Beginners Guide of Investment in Equities
Studies have shown that investing in the stocks give highest return in long term compare to debt, FD, mutual funds and other Investment vehicles. But still more than 50% of the general people stay away from stocks and they feel safe to put their hard-earned money in other investment areas other than stocks. Yes, of course, stock market has its own ups and downs but investment in good stocks over a period of 5 years is safe and rewarding investment option.
This article is a ready reckoner for your investment in stocks.
Step1: Check your financial risk ability
Our financial risk taking ability depends on number of parameters, like- our type of income sources, no of family members, our liabilities and asset valuation, etc.

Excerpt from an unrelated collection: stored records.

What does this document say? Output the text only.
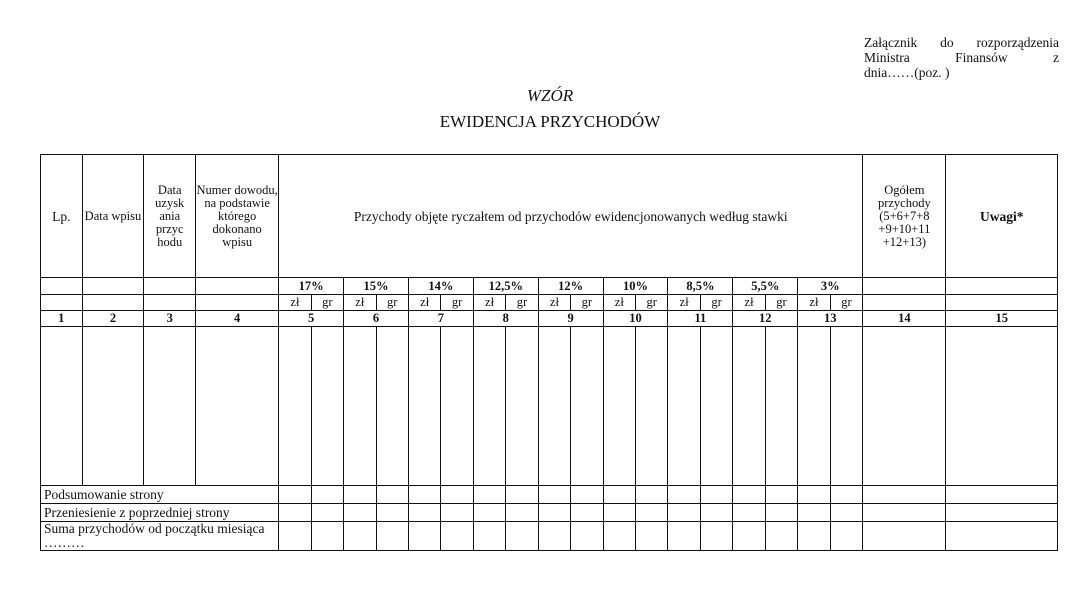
Załącznik do rozporządzenia
Ministra Finansów z
dnia……(poz. )
WZÓR
EWIDENCJA PRZYCHODÓW
Lp.	Data wpisu	Data uzysk ania przyc hodu	Numer dowodu, na podstawie którego dokonano wpisu	Przychody objęte ryczałtem od przychodów ewidencjonowanych według stawki																		Ogółem przychody (5+6+7+8 +9+10+11 +12+13)	Uwagi*
				17%		15%		14%		12,5%		12%		10%		8,5%		5,5%		3%			
				zł	gr	zł	gr	zł	gr	zł	gr	zł	gr	zł	gr	zł	gr	zł	gr	zł	gr		
1	2	3	4	5		6		7		8		9		10		11		12		13		14	15

Podsumowanie strony																							
Przeniesienie z poprzedniej strony																							
Suma przychodów od początku miesiąca ………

First check your financial risk taking ability. If your financial fitness allows you to invest in equities for long term , then only follow the other steps otherwise stay away from stocks until your financial position becomes better.
Step2: Educate yourself
You should have basic knowledge on stock before investing in this field. There are numerous free educational materials on internet. You can check Investopedia and any top most investment website to educate yourself on basic knowledge of stocks. Here are links of some good courses on stock market investment :-
Value Investing Bootcamp: How to Invest Wisely
Stock Market from Scratch for Complete Beginners
Step3: Open a brokerage account
Then open a demat and trading account with a good registered broker. Try to select your broker from the top 10 brokers of the country. Opening account with one of the top brokers will ensure you good service and proper guidance. The other benefit is that the research group of top broker companies regularly publishes fundamental research reports on different stocks exclusively for their clients and these reports are good sources of getting idea on long term investment in stocks.
Step4: Find out the stocks for investment:
Being a beginner in stock market, you may have no knowledge on different stocks. You can consult your financial advisor/broker for the stocks to invest in. If you are going to do it your own then it’ll be wiser decision to find out the stocks of the main index of your country. The main index of a country comprises only the best stocks of the country and it get revisions periodically.

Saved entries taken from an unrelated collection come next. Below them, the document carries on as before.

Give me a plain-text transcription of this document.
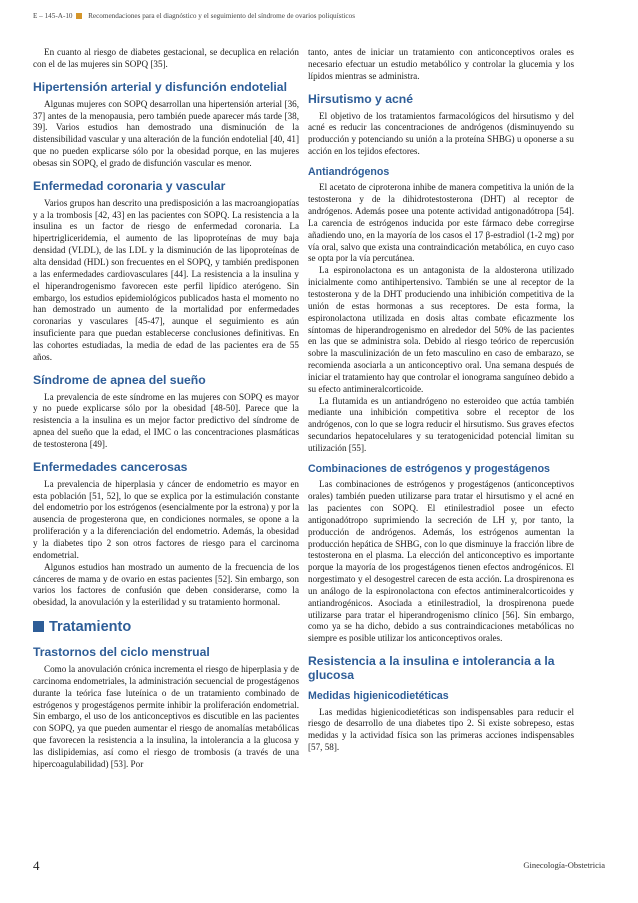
E – 145-A-10 Recomendaciones para el diagnóstico y el seguimiento del síndrome de ovarios poliquísticos

En cuanto al riesgo de diabetes gestacional, se decuplica en relación con el de las mujeres sin SOPQ [35].

Hipertensión arterial y disfunción endotelial

Algunas mujeres con SOPQ desarrollan una hipertensión arterial [36, 37] antes de la menopausia, pero también puede aparecer más tarde [38, 39]. Varios estudios han demostrado una disminución de la distensibilidad vascular y una alteración de la función endotelial [40, 41] que no pueden explicarse sólo por la obesidad porque, en las mujeres obesas sin SOPQ, el grado de disfunción vascular es menor.

Enfermedad coronaria y vascular

Varios grupos han descrito una predisposición a las macroangiopatías y a la trombosis [42, 43] en las pacientes con SOPQ. La resistencia a la insulina es un factor de riesgo de enfermedad coronaria. La hipertrigliceridemia, el aumento de las lipoproteínas de muy baja densidad (VLDL), de las LDL y la disminución de las lipoproteínas de alta densidad (HDL) son frecuentes en el SOPQ, y también predisponen a las enfermedades cardiovasculares [44]. La resistencia a la insulina y el hiperandrogenismo favorecen este perfil lipídico aterógeno. Sin embargo, los estudios epidemiológicos publicados hasta el momento no han demostrado un aumento de la mortalidad por enfermedades coronarias y vasculares [45-47], aunque el seguimiento es aún insuficiente para que puedan establecerse conclusiones definitivas. En las cohortes estudiadas, la media de edad de las pacientes era de 55 años.

Síndrome de apnea del sueño

La prevalencia de este síndrome en las mujeres con SOPQ es mayor y no puede explicarse sólo por la obesidad [48-50]. Parece que la resistencia a la insulina es un mejor factor predictivo del síndrome de apnea del sueño que la edad, el IMC o las concentraciones plasmáticas de testosterona [49].

Enfermedades cancerosas

La prevalencia de hiperplasia y cáncer de endometrio es mayor en esta población [51, 52], lo que se explica por la estimulación constante del endometrio por los estrógenos (esencialmente por la estrona) y por la ausencia de progesterona que, en condiciones normales, se opone a la proliferación y a la diferenciación del endometrio. Además, la obesidad y la diabetes tipo 2 son otros factores de riesgo para el carcinoma endometrial.

Algunos estudios han mostrado un aumento de la frecuencia de los cánceres de mama y de ovario en estas pacientes [52]. Sin embargo, son varios los factores de confusión que deben considerarse, como la obesidad, la anovulación y la esterilidad y su tratamiento hormonal.

Tratamiento
Trastornos del ciclo menstrual

Como la anovulación crónica incrementa el riesgo de hiperplasia y de carcinoma endometriales, la administración secuencial de progestágenos durante la teórica fase luteínica o de un tratamiento combinado de estrógenos y progestágenos permite inhibir la proliferación endometrial. Sin embargo, el uso de los anticonceptivos es discutible en las pacientes con SOPQ, ya que pueden aumentar el riesgo de anomalías metabólicas que favorecen la resistencia a la insulina, la intolerancia a la glucosa y las dislipidemias, así como el riesgo de trombosis (a través de una hipercoagulabilidad) [53]. Por

tanto, antes de iniciar un tratamiento con anticonceptivos orales es necesario efectuar un estudio metabólico y controlar la glucemia y los lípidos mientras se administra.

Hirsutismo y acné

El objetivo de los tratamientos farmacológicos del hirsutismo y del acné es reducir las concentraciones de andrógenos (disminuyendo su producción y potenciando su unión a la proteína SHBG) u oponerse a su acción en los tejidos efectores.

Antiandrógenos

El acetato de ciproterona inhibe de manera competitiva la unión de la testosterona y de la dihidrotestosterona (DHT) al receptor de andrógenos. Además posee una potente actividad antigonadótropa [54]. La carencia de estrógenos inducida por este fármaco debe corregirse añadiendo uno, en la mayoría de los casos el 17 β-estradiol (1-2 mg) por vía oral, salvo que exista una contraindicación metabólica, en cuyo caso se opta por la vía percutánea.

La espironolactona es un antagonista de la aldosterona utilizado inicialmente como antihipertensivo. También se une al receptor de la testosterona y de la DHT produciendo una inhibición competitiva de la unión de estas hormonas a sus receptores. De esta forma, la espironolactona utilizada en dosis altas combate eficazmente los síntomas de hiperandrogenismo en alrededor del 50% de las pacientes en las que se administra sola. Debido al riesgo teórico de repercusión sobre la masculinización de un feto masculino en caso de embarazo, se recomienda asociarla a un anticonceptivo oral. Una semana después de iniciar el tratamiento hay que controlar el ionograma sanguíneo debido a su efecto antimineralcorticoide.

La flutamida es un antiandrógeno no esteroideo que actúa también mediante una inhibición competitiva sobre el receptor de los andrógenos, con lo que se logra reducir el hirsutismo. Sus graves efectos secundarios hepatocelulares y su teratogenicidad potencial limitan su utilización [55].

Combinaciones de estrógenos y progestágenos

Las combinaciones de estrógenos y progestágenos (anticonceptivos orales) también pueden utilizarse para tratar el hirsutismo y el acné en las pacientes con SOPQ. El etinilestradiol posee un efecto antigonadótropo suprimiendo la secreción de LH y, por tanto, la producción de andrógenos. Además, los estrógenos aumentan la producción hepática de SHBG, con lo que disminuye la fracción libre de testosterona en el plasma. La elección del anticonceptivo es importante porque la mayoría de los progestágenos tienen efectos androgénicos. El norgestimato y el desogestrel carecen de esta acción. La drospirenona es un análogo de la espironolactona con efectos antimineralcorticoides y antiandrogénicos. Asociada a etinilestradiol, la drospirenona puede utilizarse para tratar el hiperandrogenismo clínico [56]. Sin embargo, como ya se ha dicho, debido a sus contraindicaciones metabólicas no siempre es posible utilizar los anticonceptivos orales.

Resistencia a la insulina e intolerancia a la glucosa
Medidas higienicodietéticas

Las medidas higienicodietéticas son indispensables para reducir el riesgo de desarrollo de una diabetes tipo 2. Si existe sobrepeso, estas medidas y la actividad física son las primeras acciones indispensables [57, 58].

4	Ginecología-Obstetricia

Write down the stocks in a page along with their industries. Normally, the main index of any country contains 30-50 stocks. You can’t invest on all the stocks because an optimum portfolio should not have more than 20 stocks. As a newbie, you should start your equity investment with maximum of 5 stocks.
Step5: Select stocks as per your choice from the list
There are numerous factors of choosing the stock for investment. When you’ll be an experienced investor, you can find out your own selection criteria. But as a newbie, you can follow a simple rule of beta.

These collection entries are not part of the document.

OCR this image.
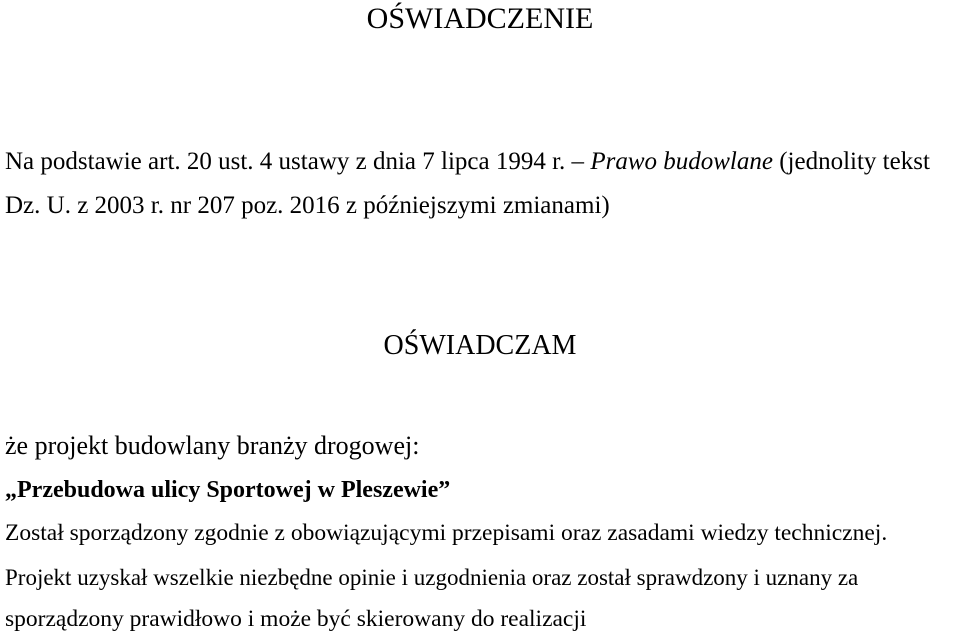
OŚWIADCZENIE
Na podstawie art. 20 ust. 4 ustawy z dnia 7 lipca 1994 r. – Prawo budowlane (jednolity tekst
Dz. U. z 2003 r. nr 207 poz. 2016 z późniejszymi zmianami)
OŚWIADCZAM
że projekt budowlany branży drogowej:
„Przebudowa ulicy Sportowej w Pleszewie”
Został sporządzony zgodnie z obowiązującymi przepisami oraz zasadami wiedzy technicznej.
Projekt uzyskał wszelkie niezbędne opinie i uzgodnienia oraz został sprawdzony i uznany za
sporządzony prawidłowo i może być skierowany do realizacji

First select the industries as per your choice. In this area, you can choose the promising and stable industries as per the economic condition of the country. Then identify the stocks which are already in index and also belong to the selected industries. If any industry has 2 or more stocks then use the rule of beta.
Beta simply measures the volatility of the stock compare to the index. A stock with 1.2 beta indicates that the stock is 20% more volatile compare to that its index.
You’ll get the beta of each and every stock in google finance while searching with their short codes. If you are conservative investor then choose the stock with low beta, average one choose beta nearly equal to 1 and aggressive investors can choose high beta stocks for investment in stocks. The problem associated with high beta stock is that as it is more volatile than index so the return and loss both will be greater on these stocks.
Step6: Don’t invest your money all at a time
Allocate a certain portion of your money from savings for investment in equity. Then invest slowly that money into different stocks. Don’t invest the whole money into one stock at a time. Invest slowly and take the advantage of every down movement of the stock.
Step7: Make regular investment
Investment is not the one time business. It is a habit. Allocate certain portion of your surplus fund for different type investment in each month. First make a budget and keep enough space in the budget for emergency fund, insurance and investments.
Regular investment will help you in two ways. First, your major financial obligations/goals will not be a big burden for you. Secondly it will control your spending behavior as you need to set aside a certain amount of money from your monthly income every time.
Step8: Check your investment regularly
Last but very important step is to review the investment periodically, may be twice in a year in case of long term investment. Check your stock portfolio and find out whether the percentage of investment is evenly distributed among different sectors/industries or not. Don’t give emphasize on any particular industry or sector.
If any stock price rises abnormally in a particular year then sell some portion of your holdings of that stock and invest in others. Because every stock has its ups and downs so after an abnormal long run, it is natural that stock should take a time to correct itself. It doesn’t mean that the company position has become poor and one should not invest in that stock. But it is a wiser decision to give that stock price to correct itself and then invest on lower price.
Follow the above steps and I am sure that you’ll get good return from your long term investment in stocks.